Accuracy of Topographic Maps Derived from ERS-1 Interferometric Radar
The launch and successful operation of the Earth Resources Satellite-1 Synthetic Aperture Radar (ERS-1 SAR) over the past two years has lead to development of several important new techniques for topographers. Notable among these techniques is interferometry—a process which combines SAR information from two or more passes of the satellite over the same location to yield surface height and/or displacement estimates. Radar interferometry from satellites is now gaining attention as a technique to rapidly acquire accurate topographic data, especially in remote areas of the globe that are useful in digital elevation models.
This report provides a concise summary of the theory behind radar satellite interferometry and the uncertainties of such measurements. It continues with an analysis of the use of ERS-1 data collected within the Alaska SAR Facility (ASF), University of Alaska Fairbanks station mask. Five sites, exemplifying varying terrain, were imaged and topographic estimates constructed. Digital elevation models (DEMs) computed from these image pairs were found to be within 10-20 m accuracy of known elevations. When ground control points were factored into the computation, the accuracy was on the order of 2 m. Techniques for production of such DEMs is straightforward, in fact this study used standard SAR products from the ASF Facility.
The main deterrents to production of accurate topographic mapping from ERS-1 SAR data include uncertainties due to accuracy in the location of the satellite sensor, and decorrelation of the surface signal due to surface changes caused primarily by the time between satellite observations which can be from days to months. The authors conclude that topographic maps with relative errors of 5 m rms or less can be derived from such interferometric techniques, providing a relatively cheap and expeditious method for generation of regional scale DEMs. However, problems with the positional accuracy of the current ERS-1 satellite, and large temporal gaps between image acquisition exclude the development of a global topographic database which is better than those currently available. Furthermore, it is unlikely that highly accurate global topographic mapping is possible, even with placement of global positioning system equipment on board a future ERS-1 class satellite.
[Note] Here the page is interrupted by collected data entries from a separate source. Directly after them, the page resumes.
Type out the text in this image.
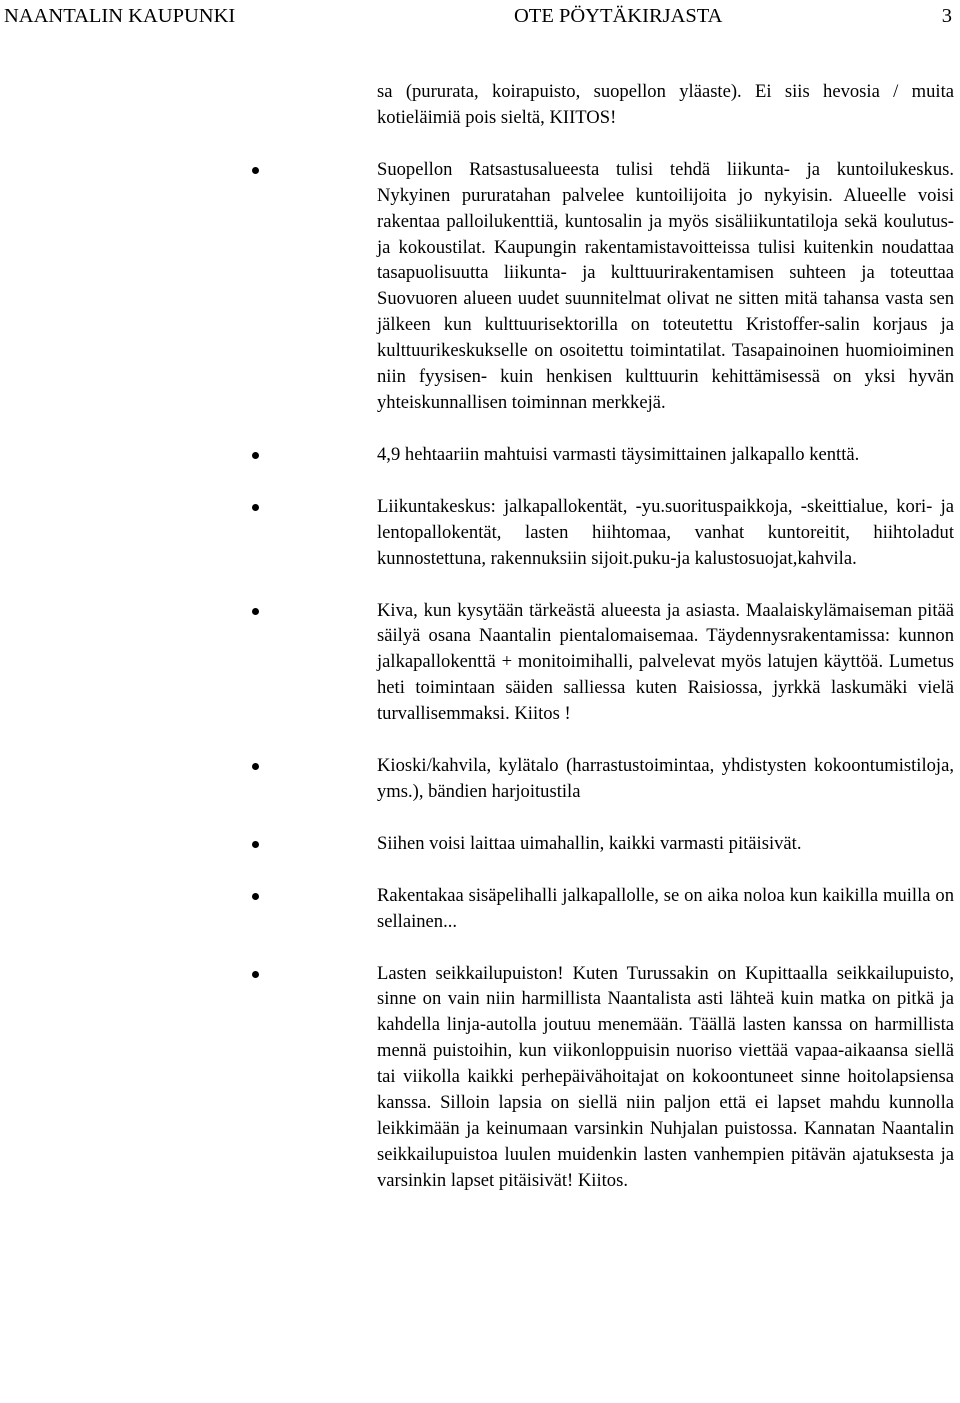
NAANTALIN KAUPUNKI	OTE PÖYTÄKIRJASTA	3

sa (pururata, koirapuisto, suopellon yläaste). Ei siis hevosia / muita kotieläimiä pois sieltä, KIITOS!

Suopellon Ratsastusalueesta tulisi tehdä liikunta- ja kuntoilukeskus. Nykyinen pururatahan palvelee kuntoilijoita jo nykyisin. Alueelle voisi rakentaa palloilukenttiä, kuntosalin ja myös sisäliikuntatiloja sekä koulutus- ja kokoustilat. Kaupungin rakentamistavoitteissa tulisi kuitenkin noudattaa tasapuolisuutta liikunta- ja kulttuurirakentamisen suhteen ja toteuttaa Suovuoren alueen uudet suunnitelmat olivat ne sitten mitä tahansa vasta sen jälkeen kun kulttuurisektorilla on toteutettu Kristoffer-salin korjaus ja kulttuurikeskukselle on osoitettu toimintatilat. Tasapainoinen huomioiminen niin fyysisen- kuin henkisen kulttuurin kehittämisessä on yksi hyvän yhteiskunnallisen toiminnan merkkejä.
4,9 hehtaariin mahtuisi varmasti täysimittainen jalkapallo kenttä.
Liikuntakeskus: jalkapallokentät, -yu.suorituspaikkoja, -skeittialue, kori- ja lentopallokentät, lasten hiihtomaa, vanhat kuntoreitit, hiihtoladut kunnostettuna, rakennuksiin sijoit.puku-ja kalustosuojat,kahvila.
Kiva, kun kysytään tärkeästä alueesta ja asiasta. Maalaiskylämaiseman pitää säilyä osana Naantalin pientalomaisemaa. Täydennysrakentamissa: kunnon jalkapallokenttä + monitoimihalli, palvelevat myös latujen käyttöä. Lumetus heti toimintaan säiden salliessa kuten Raisiossa, jyrkkä laskumäki vielä turvallisemmaksi. Kiitos !
Kioski/kahvila, kylätalo (harrastustoimintaa, yhdistysten kokoontumistiloja, yms.), bändien harjoitustila
Siihen voisi laittaa uimahallin, kaikki varmasti pitäisivät.
Rakentakaa sisäpelihalli jalkapallolle, se on aika noloa kun kaikilla muilla on sellainen...
Lasten seikkailupuiston! Kuten Turussakin on Kupittaalla seikkailupuisto, sinne on vain niin harmillista Naantalista asti lähteä kuin matka on pitkä ja kahdella linja-autolla joutuu menemään. Täällä lasten kanssa on harmillista mennä puistoihin, kun viikonloppuisin nuoriso viettää vapaa-aikaansa siellä tai viikolla kaikki perhepäivähoitajat on kokoontuneet sinne hoitolapsiensa kanssa. Silloin lapsia on siellä niin paljon että ei lapset mahdu kunnolla leikkimään ja keinumaan varsinkin Nuhjalan puistossa. Kannatan Naantalin seikkailupuistoa luulen muidenkin lasten vanhempien pitävän ajatuksesta ja varsinkin lapset pitäisivät! Kiitos.
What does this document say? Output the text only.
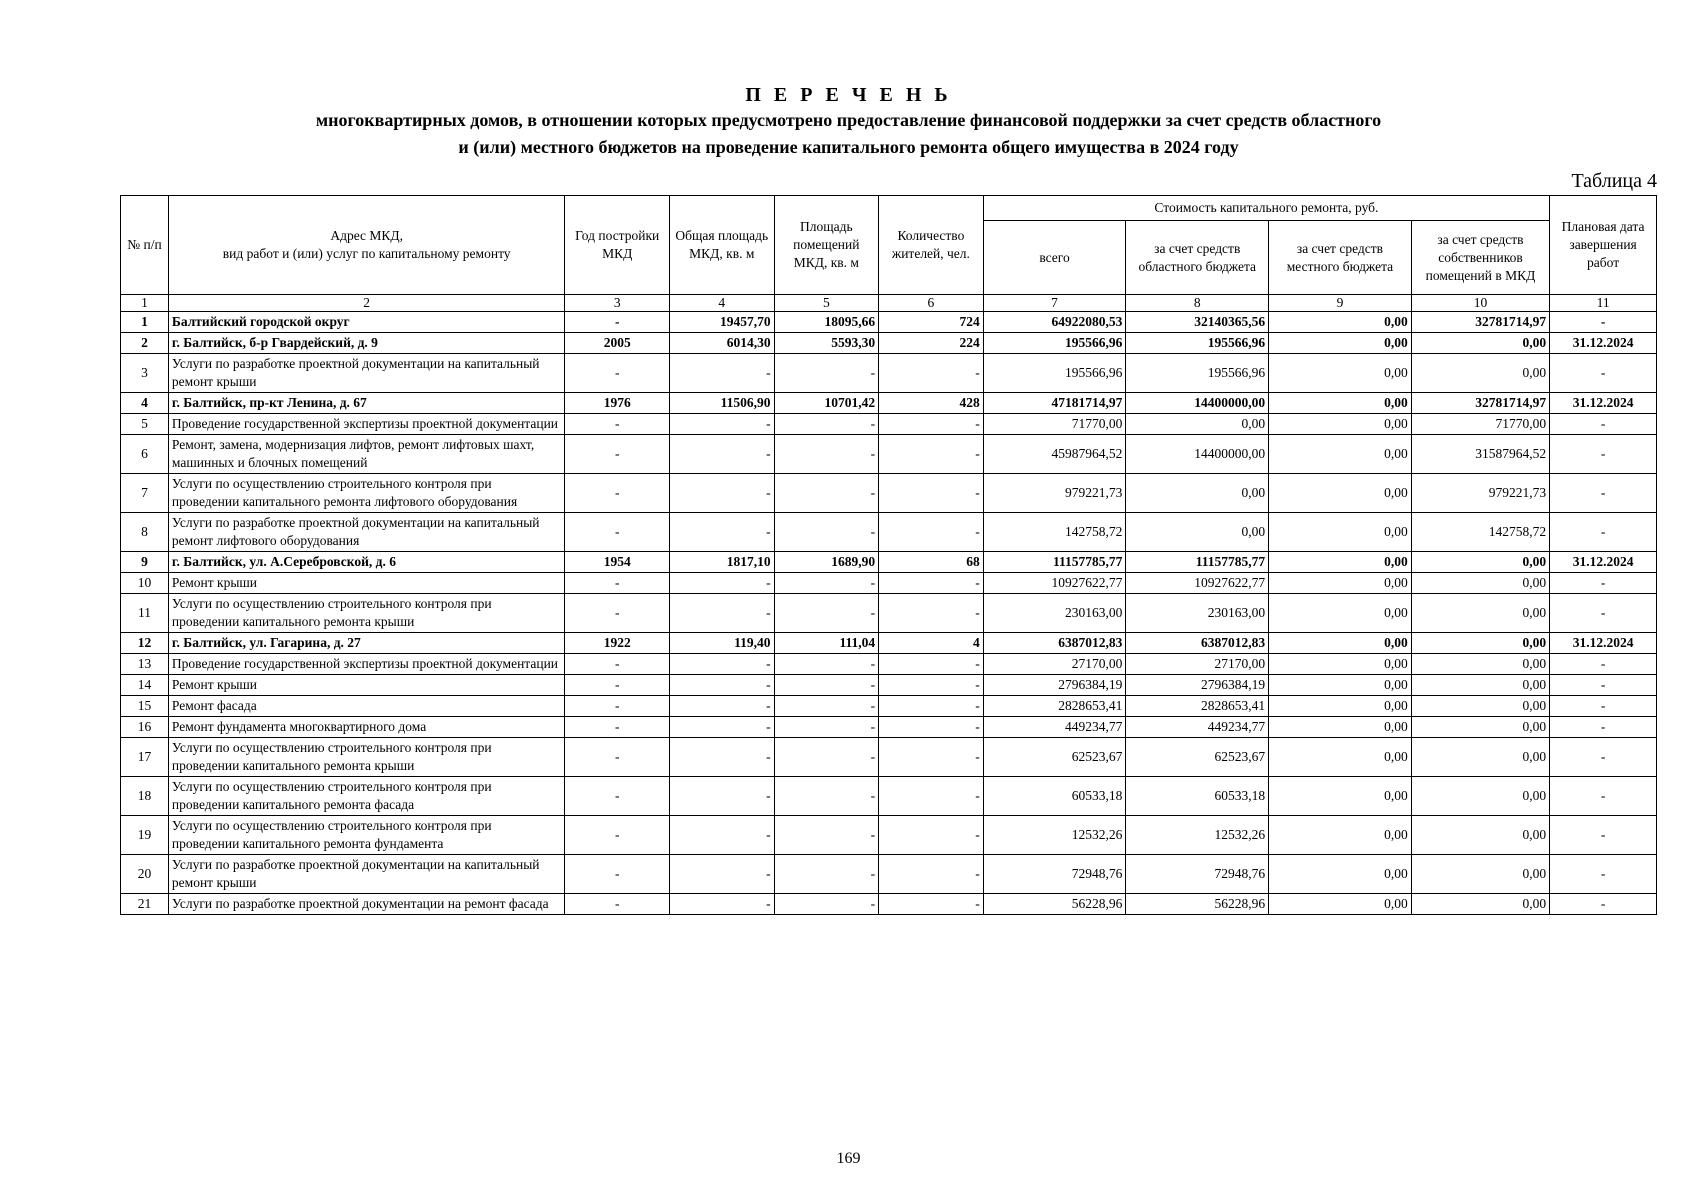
П Е Р Е Ч Е Н Ь
многоквартирных домов, в отношении которых предусмотрено предоставление финансовой поддержки за счет средств областного
и (или) местного бюджетов на проведение капитального ремонта общего имущества в 2024 году
Таблица 4
№ п/п	Адрес МКД,
вид работ и (или) услуг по капитальному ремонту	Год постройки МКД	Общая площадь МКД, кв. м	Площадь помещений МКД, кв. м	Количество жителей, чел.	Стоимость капитального ремонта, руб.				Плановая дата завершения работ
						всего	за счет средств областного бюджета	за счет средств местного бюджета	за счет средств собственников помещений в МКД	
1	2	3	4	5	6	7	8	9	10	11
1	Балтийский городской округ	-	19457,70	18095,66	724	64922080,53	32140365,56	0,00	32781714,97	-
2	г. Балтийск, б-р Гвардейский, д. 9	2005	6014,30	5593,30	224	195566,96	195566,96	0,00	0,00	31.12.2024
3	Услуги по разработке проектной документации на капитальный ремонт крыши	-	-	-	-	195566,96	195566,96	0,00	0,00	-
4	г. Балтийск, пр-кт Ленина, д. 67	1976	11506,90	10701,42	428	47181714,97	14400000,00	0,00	32781714,97	31.12.2024
5	Проведение государственной экспертизы проектной документации	-	-	-	-	71770,00	0,00	0,00	71770,00	-
6	Ремонт, замена, модернизация лифтов, ремонт лифтовых шахт, машинных и блочных помещений	-	-	-	-	45987964,52	14400000,00	0,00	31587964,52	-
7	Услуги по осуществлению строительного контроля при проведении капитального ремонта лифтового оборудования	-	-	-	-	979221,73	0,00	0,00	979221,73	-
8	Услуги по разработке проектной документации на капитальный ремонт лифтового оборудования	-	-	-	-	142758,72	0,00	0,00	142758,72	-
9	г. Балтийск, ул. А.Серебровской, д. 6	1954	1817,10	1689,90	68	11157785,77	11157785,77	0,00	0,00	31.12.2024
10	Ремонт крыши	-	-	-	-	10927622,77	10927622,77	0,00	0,00	-
11	Услуги по осуществлению строительного контроля при проведении капитального ремонта крыши	-	-	-	-	230163,00	230163,00	0,00	0,00	-
12	г. Балтийск, ул. Гагарина, д. 27	1922	119,40	111,04	4	6387012,83	6387012,83	0,00	0,00	31.12.2024
13	Проведение государственной экспертизы проектной документации	-	-	-	-	27170,00	27170,00	0,00	0,00	-
14	Ремонт крыши	-	-	-	-	2796384,19	2796384,19	0,00	0,00	-
15	Ремонт фасада	-	-	-	-	2828653,41	2828653,41	0,00	0,00	-
16	Ремонт фундамента многоквартирного дома	-	-	-	-	449234,77	449234,77	0,00	0,00	-
17	Услуги по осуществлению строительного контроля при проведении капитального ремонта крыши	-	-	-	-	62523,67	62523,67	0,00	0,00	-
18	Услуги по осуществлению строительного контроля при проведении капитального ремонта фасада	-	-	-	-	60533,18	60533,18	0,00	0,00	-
19	Услуги по осуществлению строительного контроля при проведении капитального ремонта фундамента	-	-	-	-	12532,26	12532,26	0,00	0,00	-
20	Услуги по разработке проектной документации на капитальный ремонт крыши	-	-	-	-	72948,76	72948,76	0,00	0,00	-
21	Услуги по разработке проектной документации на ремонт фасада	-	-	-	-	56228,96	56228,96	0,00	0,00	-
169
Zebker, H. A., C. L. Werner, P. A. Rosen, and S. Hensley. 1994. IEEE Transactions on Geoscience and Remote Sensing. 32(4):823-836.
For more information
NASA Alaska Satellite Facility Distributed Active Archive Center (ASF DAAC)
|About the remote sensing data used|
|Data||European Remote Sensing Satellite (ERS-1)|
|Parameter||radar satellite interferometry
|DAAC||NASA Alaska Satellite Facility Distributed Active Archive Center (ASF DAAC)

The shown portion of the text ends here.